The former boxer posted on Twitter a controversial speech against the vaccination, saying to his supporters "Do not vaccinate (sic) your rules for children!"
"The government is intimidating you about the vaccine! Do your research on the ***," he wrote.
"All I say is research and check what they give you or baby!"
"When they start mixing like a badtail, it's there that things go wrong!"
But after being convicted by hundreds of people online, including eminent Australians, he has toned down his message.
"I was probably too excited when I posted this first post.All parents want what's best for their kids!" he wrote Thursday afternoon.
"As I said in my last post, do your own research! Where there is risk, there must always be a choice! I AM FOR informed consent and freedom of choice with respect to all medical procedures. "
The Australian Academy of Sciences responded to Mundine's latest comments with a link to a video entitled "Immunization saves lives".
The nonprofit organization said it aimed to help people make good science-based health decisions.
Kurt Fearnley, a Paralympian and disability rights advocate, criticized his early comments for encouraging apathy for diseases that needed to be feared.
"You have a lot of friends with Polio and so do I. A lot of countries that did not have the luxury of being vaccinated, you make peanuts," wrote the Paralympic champion.
Fearnley said it was "bad faith" on the part of anti-vaxxers to do your research while health professionals had already done so.
"So, do your research, consult your doctor, not Dr. Google."
Marcia Langton, a prominent activist and Indigenous scholar, also fought back.
Professor Langton holds the Australian Chair in Indigenous Studies in the Faculty of Medicine at the University of Melbourne.
"Science is there, everyone has to be vaccinated, measles can kill and cause disability for life," she wrote.

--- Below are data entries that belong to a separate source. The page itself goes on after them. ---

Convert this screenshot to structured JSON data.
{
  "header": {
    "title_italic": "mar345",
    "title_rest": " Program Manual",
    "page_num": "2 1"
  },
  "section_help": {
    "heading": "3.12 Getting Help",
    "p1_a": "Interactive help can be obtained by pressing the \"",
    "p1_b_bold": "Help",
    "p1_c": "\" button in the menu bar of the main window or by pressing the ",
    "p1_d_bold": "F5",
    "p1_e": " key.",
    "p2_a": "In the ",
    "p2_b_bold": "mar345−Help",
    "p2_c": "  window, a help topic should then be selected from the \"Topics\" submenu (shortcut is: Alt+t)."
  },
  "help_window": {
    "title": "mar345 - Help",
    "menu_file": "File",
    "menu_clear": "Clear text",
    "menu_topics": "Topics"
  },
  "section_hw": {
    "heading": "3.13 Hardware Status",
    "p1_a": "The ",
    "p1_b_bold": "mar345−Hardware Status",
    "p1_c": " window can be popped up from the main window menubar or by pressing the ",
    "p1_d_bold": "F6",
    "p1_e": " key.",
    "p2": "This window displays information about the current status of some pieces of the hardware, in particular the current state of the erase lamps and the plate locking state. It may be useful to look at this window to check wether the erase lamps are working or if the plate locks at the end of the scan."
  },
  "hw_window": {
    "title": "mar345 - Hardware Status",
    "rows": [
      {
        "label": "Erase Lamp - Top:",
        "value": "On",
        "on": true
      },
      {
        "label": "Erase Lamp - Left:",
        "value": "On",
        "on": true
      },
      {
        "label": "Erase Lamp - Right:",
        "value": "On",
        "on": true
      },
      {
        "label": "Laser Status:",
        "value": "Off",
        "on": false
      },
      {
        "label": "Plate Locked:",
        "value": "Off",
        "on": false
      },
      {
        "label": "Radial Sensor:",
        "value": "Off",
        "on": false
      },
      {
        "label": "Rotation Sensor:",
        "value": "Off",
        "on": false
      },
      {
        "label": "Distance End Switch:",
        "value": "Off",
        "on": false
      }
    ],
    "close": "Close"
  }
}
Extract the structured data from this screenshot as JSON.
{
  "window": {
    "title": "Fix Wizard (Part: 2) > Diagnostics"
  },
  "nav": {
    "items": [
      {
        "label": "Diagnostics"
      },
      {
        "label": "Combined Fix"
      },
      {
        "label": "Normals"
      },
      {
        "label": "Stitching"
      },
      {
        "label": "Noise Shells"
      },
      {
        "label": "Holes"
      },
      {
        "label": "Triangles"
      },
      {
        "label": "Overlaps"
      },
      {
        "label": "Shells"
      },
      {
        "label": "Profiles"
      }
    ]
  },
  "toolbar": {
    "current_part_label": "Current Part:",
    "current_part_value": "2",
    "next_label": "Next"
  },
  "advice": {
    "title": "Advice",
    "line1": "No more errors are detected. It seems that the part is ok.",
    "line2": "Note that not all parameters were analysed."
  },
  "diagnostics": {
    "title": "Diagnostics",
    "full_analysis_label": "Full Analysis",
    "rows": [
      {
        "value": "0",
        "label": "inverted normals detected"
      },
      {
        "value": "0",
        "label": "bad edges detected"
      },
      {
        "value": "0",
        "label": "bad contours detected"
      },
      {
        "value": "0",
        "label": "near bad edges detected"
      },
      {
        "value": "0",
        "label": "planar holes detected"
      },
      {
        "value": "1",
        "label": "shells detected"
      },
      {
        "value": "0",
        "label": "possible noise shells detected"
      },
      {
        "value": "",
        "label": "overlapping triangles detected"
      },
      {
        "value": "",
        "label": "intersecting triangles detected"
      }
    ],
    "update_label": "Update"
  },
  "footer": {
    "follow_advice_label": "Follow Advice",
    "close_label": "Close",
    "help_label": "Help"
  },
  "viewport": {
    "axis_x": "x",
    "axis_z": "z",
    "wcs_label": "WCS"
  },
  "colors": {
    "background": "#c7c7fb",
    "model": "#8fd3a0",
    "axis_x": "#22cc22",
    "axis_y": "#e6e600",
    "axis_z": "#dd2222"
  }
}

The comments come one month after a study found no link between autism and the vaccine against mumps, measles and rubella.
Anti-vaxxers have long claimed that the MMR vaccine can cause autism, but researchers who have studied more than half a million babies born in Denmark for 11 years have discovered that it does not happen. There was absolutely no badociation in a study published in March.
The federal government has launched a national television advertising campaign aimed at countering the misinformation conveyed by anti-vaccination campaigners.
In February, the federal government committed an additional $ 12 million over the next three years to enhance the health benefits of the country's immunization program.